21. When vortexya is manifested in flames of fire it is called electricity. But when it lieth dormant, as in iron, it is called magnetism.

22. Where two corporeal substances are rubbed quickly together, friction and heat result; this is a manifestation of vortexya.

23. In the beginning of the earth's vortex, the current concentrated certain substances (which will be described hereafter) in the center thereof, where, by friction, the vortexya manifested in heat, so that when the congregation of materials of the earth's substance were together, they were as a molten mass of fire.

24. And for a long period of time after the fire disappeared, two great lights manifested, one at the north and one at the south.

25. Were the earth a central planet, like the sun, the light would have been all around, in which case it would have been called a photosphere.

26. By vortexya was the earth first formed as a ball of fire. By the same power is the warmth of the surface of the earth manufactured to this day. Think not that heat cometh from the sun to the earth; heat cometh not from the sun to the earth. Of which matter mortals in part still dwell in the superstitions of the ancients, who believed all things came from the sun. For is it not said this day: Heat and light come from the sun? Nay, without examination, they also talk about the attraction of gravitation of the sun extending to other planets!

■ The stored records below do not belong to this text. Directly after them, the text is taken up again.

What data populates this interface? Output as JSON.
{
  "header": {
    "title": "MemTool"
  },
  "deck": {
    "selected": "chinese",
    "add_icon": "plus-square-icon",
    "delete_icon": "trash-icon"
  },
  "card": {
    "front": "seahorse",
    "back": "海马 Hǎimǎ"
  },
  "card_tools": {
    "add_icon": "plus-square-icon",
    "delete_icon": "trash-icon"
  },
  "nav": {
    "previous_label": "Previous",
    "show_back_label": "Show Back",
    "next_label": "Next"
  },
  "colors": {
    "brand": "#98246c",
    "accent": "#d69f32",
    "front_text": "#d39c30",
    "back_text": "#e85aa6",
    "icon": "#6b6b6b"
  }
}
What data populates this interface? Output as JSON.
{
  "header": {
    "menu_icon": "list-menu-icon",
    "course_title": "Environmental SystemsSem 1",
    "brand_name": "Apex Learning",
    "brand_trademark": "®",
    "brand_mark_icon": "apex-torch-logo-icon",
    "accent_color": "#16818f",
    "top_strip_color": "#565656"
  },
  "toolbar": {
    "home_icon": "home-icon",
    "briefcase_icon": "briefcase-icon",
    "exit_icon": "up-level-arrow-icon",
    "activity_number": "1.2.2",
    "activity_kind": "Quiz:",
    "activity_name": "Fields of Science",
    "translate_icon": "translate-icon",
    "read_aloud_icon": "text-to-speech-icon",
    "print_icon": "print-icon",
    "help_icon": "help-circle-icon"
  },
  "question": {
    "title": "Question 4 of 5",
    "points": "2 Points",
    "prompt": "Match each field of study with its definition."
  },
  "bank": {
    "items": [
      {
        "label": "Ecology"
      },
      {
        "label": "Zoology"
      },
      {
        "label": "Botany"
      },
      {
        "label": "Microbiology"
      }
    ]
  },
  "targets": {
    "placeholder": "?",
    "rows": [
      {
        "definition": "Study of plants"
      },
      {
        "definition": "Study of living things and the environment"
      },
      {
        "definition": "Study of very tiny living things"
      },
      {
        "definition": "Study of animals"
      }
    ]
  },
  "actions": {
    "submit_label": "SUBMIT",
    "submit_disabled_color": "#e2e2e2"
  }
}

27. Corpor, as such, hath no power in any direction whatever: Neither attraction of cohesion, nor attraction of gravitation; nor hath it propulsion. But it is of itself inert in all particulars. As two ships sailing near each other will collide, or as two balls suspended by long cords will approach each other somewhat, the cause lieth not in the ships or the balls, but in what is external to them.